Healthy breakfast: QUINOA

Quinoa, known among the Incas as the” mother of all grains”, quinoa (like some of the other ancient grain such as amaranth and barley) is rapidly growing in popularity because of its wide array of health benefits. Quinoa is natural gluten free. It contains enormous vitamins and mineral with high fiber content. Quinoa is one of plant food which is considered to be complete protein.
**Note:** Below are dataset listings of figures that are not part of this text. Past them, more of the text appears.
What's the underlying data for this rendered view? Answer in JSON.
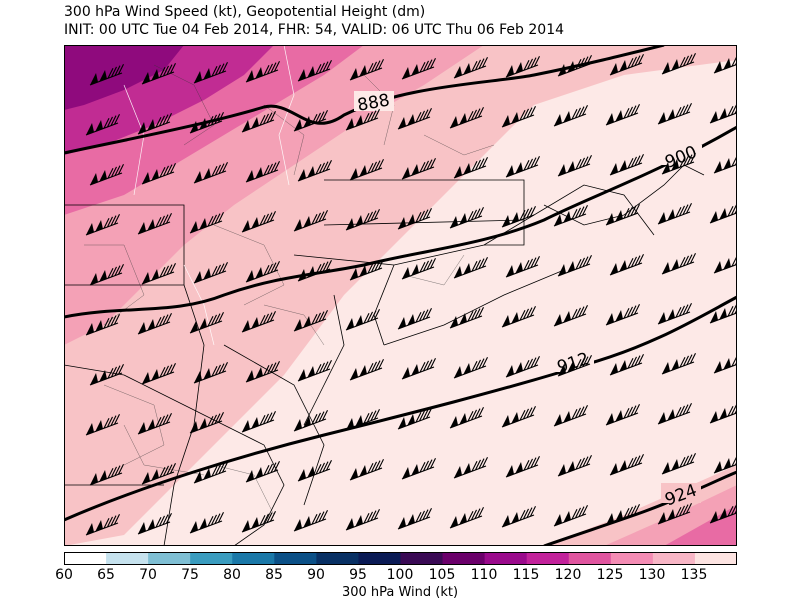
{
  "title": {
    "line1": "300 hPa Wind Speed (kt), Geopotential Height (dm)",
    "line2": "INIT: 00 UTC Tue 04 Feb 2014, FHR: 54, VALID: 06 UTC Thu 06 Feb 2014"
  },
  "contours": [
    {
      "label": "888"
    },
    {
      "label": "900"
    },
    {
      "label": "912"
    },
    {
      "label": "924"
    }
  ],
  "colorbar": {
    "label": "300 hPa Wind (kt)",
    "ticks": [
      "60",
      "65",
      "70",
      "75",
      "80",
      "85",
      "90",
      "95",
      "100",
      "105",
      "110",
      "115",
      "120",
      "125",
      "130",
      "135"
    ],
    "colors": [
      "#ffffff",
      "#c6e2ee",
      "#7fbfd4",
      "#3a9cbf",
      "#1a78a8",
      "#0b5087",
      "#083064",
      "#0a1a55",
      "#3a0a55",
      "#6b006b",
      "#9a0a8c",
      "#c2229b",
      "#e0559f",
      "#f48cb4",
      "#f8b6c6",
      "#fde4e2"
    ]
  },
  "colors": {
    "bg": "#fde9e7",
    "band125": "#f8c3c6",
    "band120": "#f4a1b6",
    "band115": "#e86ba4",
    "band110": "#c12c93",
    "band105": "#8f0a7d",
    "line": "#000000"
  }
}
As it is comprised of all essential amino acids, so it is fruitful food to be vegetarian diet singly.

Benefit:

  • Complete protein
  • High in fiber
  • Antioxidant
  • Anti-inflammatory
  • Gluten free
  • Lowering cholesterol
  • Low GlycemicIndex
Healthy breakfast: QUINOA

Cooking:

  • To prepare the quinoa, soak it in cold water for 15 minutes then drain to remove its bitter coating.
  • Boil 2 cups of water and 1cup of Quinoa then reduce the heat and simmer for 15 minute, or until the grains begin to split.

Idea for cooking:

  • Eat with curry instead of rice
  • Mix with salad
  • Make quinoa porridge

Quinoa Porridge

Healthy breakfast: QUINOA Ingredients: Serves 4

  • 100g. of Quinoa
  • 500ml. of purified water
  • 500ml. of almond milk
  • 60 ml. of honey
  • A pinch of salt
  • Goji berries for garnish
  • Toasted sliced almond
  • Cooked sweet corn
  • A dash of Ayurvedic digestive aid (optional)
How to cook:

  • Preparing the quinoa by soaking it in cold water for 15 minutes then drain and put in a saucepan, add some water. Cook over medium heat until boil, then reduce the heat and simmer for 15 minute, or until the grains begin to split.
  • To make the porridge, place the quinoa and milk in a saucepan over low – medium heat and stir well. Add some honey and salt, stir and allow it to simmer for another 1-2 minutes. Spoon the quinoa porridge into a serving bowl and garnish with Goji berries, sliced almonds, sweet corn and Ayurvedic digestive aid.